For the second straight year Southern Lab sacrificed a potentially sparkling record for a road less traveled with five losses in their first six games.
Included in that group were setbacks against U-High, Plaquemine (4A semifinalist) and Amite (3A semifinalist), while the Kittens defeated District 6-1A rival Kentwood (1A semifinalist) and battled West St. John (1A semifinalist) in a spring scrimmage.
“It speaks volumes of the dedication of our kids,” Mitchell said. “The buy-in has been tremendous. Whatever we placed in front of them, whether they liked it or not, they did it. We played against bigger, stronger and faster teams. It put us in position where we are today.”
For the third straight year Southern Lab and OCS cross paths, but this time it’s in the state final where the Kittens are appearing for the first time since 2000. They last won a state title in 1996.
With consecutive state titles to its credit, OCS had designs on a three-peat last season until Southern Lab traveled to Monroe and came away with a 20-14 upset quarterfinal victory.
“They’re a different team, and so are we,” Mitchell said. “I’m sure there are some emotions they’re holding on to from last year they’ll bring into the game, but our emotions will be pretty high also.”
OCS’ offense has relied on the passing of Chance Clowers, who has completed 156 of 266 passes for 2,366 yards with 29 TDs and eight interceptions.

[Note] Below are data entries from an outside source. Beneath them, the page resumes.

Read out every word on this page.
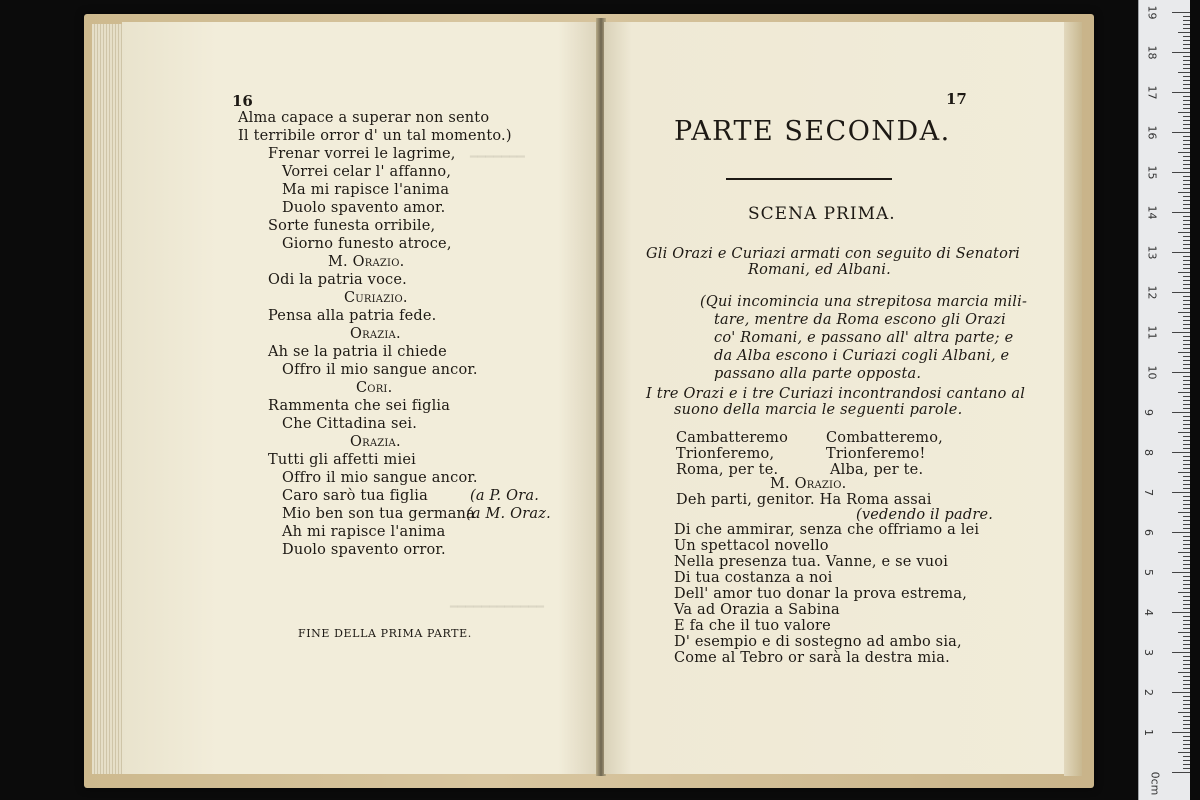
16
Alma capace a superar non sento
Il terribile orror d' un tal momento.)
Frenar vorrei le lagrime,
Vorrei celar l' affanno,
Ma mi rapisce l'anima
Duolo spavento amor.
Sorte funesta orribile,
Giorno funesto atroce,
M. Orazio.
Odi la patria voce.
Curiazio.
Pensa alla patria fede.
Orazia.
Ah se la patria il chiede
Offro il mio sangue ancor.
Cori.
Rammenta che sei figlia
Che Cittadina sei.
Orazia.
Tutti gli affetti miei
Offro il mio sangue ancor.
Caro sarò tua figlia
Mio ben son tua germana
Ah mi rapisce l'anima
Duolo spavento orror.
(a P. Ora.
(a M. Oraz.
FINE DELLA PRIMA PARTE.
━━━━━━━
━━━━━━━━━━━━
17
PARTE SECONDA.
SCENA PRIMA.
Gli Orazi e Curiazi armati con seguito di Senatori
Romani, ed Albani.
(Qui incomincia una strepitosa marcia mili-
tare, mentre da Roma escono gli Orazi
co' Romani, e passano all' altra parte; e
da Alba escono i Curiazi cogli Albani, e
passano alla parte opposta.
I tre Orazi e i tre Curiazi incontrandosi cantano al
suono della marcia le seguenti parole.
Cambatteremo
Trionferemo,
Roma, per te.
Combatteremo,
Trionferemo!
Alba, per te.
M. Orazio.
Deh parti, genitor. Ha Roma assai
(vedendo il padre.
Di che ammirar, senza che offriamo a lei
Un spettacol novello
Nella presenza tua. Vanne, e se vuoi
Di tua costanza a noi
Dell' amor tuo donar la prova estrema,
Va ad Orazia a Sabina
E fa che il tuo valore
D' esempio e di sostegno ad ambo sia,
Come al Tebro or sarà la destra mia.
0cm
19
18
17
16
15
14
13
12
11
10
9
8
7
6
5
4
3
2
1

Linebackers Dorien Welch and Javahn Ferguson lead Southern Lab’s defense with 169 and 138 tackles, respectively, while cornerback Jonard Robinson has 12 interceptions and 21 pass break-ups.
Offensively, the Kittens follow the lead of quarterback Bladrick Veal (125 of 220, 1,857 yards, 20 TDs) and running back Darbbeon Profit (213, 1,744, 15 TDs).
“I do not think playing in the Superdome will take their minds off the game,” Mitchell said. “When you can line up and play against some of the teams we’ve played, for us this is another football game. Yes, it’s for the trophy but it’s another game.”